How about when a bunch of make-your-kids-fat corporations and associations formed the Law of Inversion named “American Council for Fitness & Nutrition”--a clown world creation with the subversive actual intent of stifling regulatory action intended to confront and combat the nation’s obesity epidemic. Who did ACFN members Kraft Foods, Chocolate Manufacturers Association, Sugar Association, National Council of Chain Restaurants, Association of National Advertisers, and so on, literally ad nauseam...who did this crew choose to flip the fake news script from healthy to hellish? Edelman!
And who did the shady Red Cross turn to when it backstabbed 9/11 families by keeping nearly half of the half-billion dollars it raised for the so-called “Liberty Fund” after the Sept. 11th attacks? Edelman!
And what about your dead mom’s malevolent marionette sendoff? In 2014, Edelman advised clients to "Seize the day," and capitalize upon tortured comic genius Robin Williams' tragic suicide with a "visible and aggressive approach" to create content tied to Williams' death.
You would think that pointing out this type of despicable soulless anything-for-a-buck hypocrisy would be like shooting fish in a barrel or hanging Harvey Weinstein in a whorehouse. But apparently not, which is why I ended up writing it here. Last week, the half-smart/half-hopeless closed Facebook PR/Media group to which I may not still belong after this gets published had a bunch of lemming-like lapdogs licking Edelman’s hand after its not-so-brave slapdown of the GEO Group (there were, to be fair, a few iconoclasts pushing back).

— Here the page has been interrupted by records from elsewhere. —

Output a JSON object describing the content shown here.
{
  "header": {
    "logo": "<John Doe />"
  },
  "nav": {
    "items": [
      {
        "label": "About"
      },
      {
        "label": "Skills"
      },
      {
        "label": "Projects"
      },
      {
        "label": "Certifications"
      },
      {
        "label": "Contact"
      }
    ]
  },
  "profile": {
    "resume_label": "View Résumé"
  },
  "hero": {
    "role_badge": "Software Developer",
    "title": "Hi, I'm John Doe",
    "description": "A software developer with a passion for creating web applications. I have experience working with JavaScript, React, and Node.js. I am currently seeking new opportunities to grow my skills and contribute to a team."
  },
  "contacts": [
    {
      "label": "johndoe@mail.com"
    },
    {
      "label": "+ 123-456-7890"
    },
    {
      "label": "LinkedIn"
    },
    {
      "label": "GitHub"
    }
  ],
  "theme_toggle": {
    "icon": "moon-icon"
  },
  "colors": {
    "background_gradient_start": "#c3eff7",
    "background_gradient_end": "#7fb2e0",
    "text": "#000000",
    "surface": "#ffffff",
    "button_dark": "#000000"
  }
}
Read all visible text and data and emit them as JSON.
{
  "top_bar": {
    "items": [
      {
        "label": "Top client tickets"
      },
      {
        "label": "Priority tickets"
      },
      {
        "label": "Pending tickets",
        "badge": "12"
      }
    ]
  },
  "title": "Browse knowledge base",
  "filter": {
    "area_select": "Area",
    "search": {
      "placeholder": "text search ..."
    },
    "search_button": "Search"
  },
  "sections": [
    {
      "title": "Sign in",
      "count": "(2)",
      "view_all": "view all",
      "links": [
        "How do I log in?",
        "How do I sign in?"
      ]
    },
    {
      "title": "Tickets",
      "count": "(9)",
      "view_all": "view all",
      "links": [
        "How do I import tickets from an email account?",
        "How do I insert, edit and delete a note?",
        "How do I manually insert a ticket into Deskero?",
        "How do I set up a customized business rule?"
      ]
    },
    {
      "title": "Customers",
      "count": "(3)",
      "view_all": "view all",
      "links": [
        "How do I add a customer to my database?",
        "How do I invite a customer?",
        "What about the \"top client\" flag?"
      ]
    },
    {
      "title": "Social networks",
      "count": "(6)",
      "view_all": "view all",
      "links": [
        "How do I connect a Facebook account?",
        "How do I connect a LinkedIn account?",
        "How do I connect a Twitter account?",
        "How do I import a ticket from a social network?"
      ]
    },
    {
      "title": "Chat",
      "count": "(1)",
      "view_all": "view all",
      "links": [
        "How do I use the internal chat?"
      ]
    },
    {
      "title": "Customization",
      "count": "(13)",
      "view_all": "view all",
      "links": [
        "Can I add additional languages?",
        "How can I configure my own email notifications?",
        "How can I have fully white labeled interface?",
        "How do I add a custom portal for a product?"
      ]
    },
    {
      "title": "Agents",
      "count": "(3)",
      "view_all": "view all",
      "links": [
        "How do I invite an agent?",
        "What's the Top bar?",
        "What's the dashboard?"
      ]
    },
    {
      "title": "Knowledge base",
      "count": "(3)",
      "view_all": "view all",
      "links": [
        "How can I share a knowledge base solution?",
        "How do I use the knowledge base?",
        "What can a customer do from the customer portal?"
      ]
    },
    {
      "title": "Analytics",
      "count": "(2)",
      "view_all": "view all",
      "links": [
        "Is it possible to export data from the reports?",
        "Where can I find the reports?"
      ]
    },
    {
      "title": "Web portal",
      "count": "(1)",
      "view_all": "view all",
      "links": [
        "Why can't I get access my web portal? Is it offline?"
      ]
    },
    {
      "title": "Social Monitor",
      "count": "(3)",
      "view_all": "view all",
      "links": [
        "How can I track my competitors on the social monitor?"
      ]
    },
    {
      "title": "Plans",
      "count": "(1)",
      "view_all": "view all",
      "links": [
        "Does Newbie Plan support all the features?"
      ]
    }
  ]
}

Quite a belated stand to take, too, since all reporting stated Edelman so impressed the client they didn’t even have to pitch against anybody else. But then they quit and apparently gave the story to the Times and Adweek, because fucking over your client two times is twice as satisfying as paying the sister of an employee to shill for Wal*Mart.
Ah well. Professional denialism continues even though the fatal iceberg hit has already occurred. There are already two large agencies dealing with a kind of primal moral awakening among their younger employees. That we know of. Like bugs in the walls of a decaying building, if we see two, there are probably 22. At least.
Still, the mentality of too many remains that Leo and the Titanic might be going down, but maybe if we all wish really hard, our whores will turn into heroes...even as all indicators IRL are flashing bright red that the opposite is true.
Me? I know a Dick move when I see one.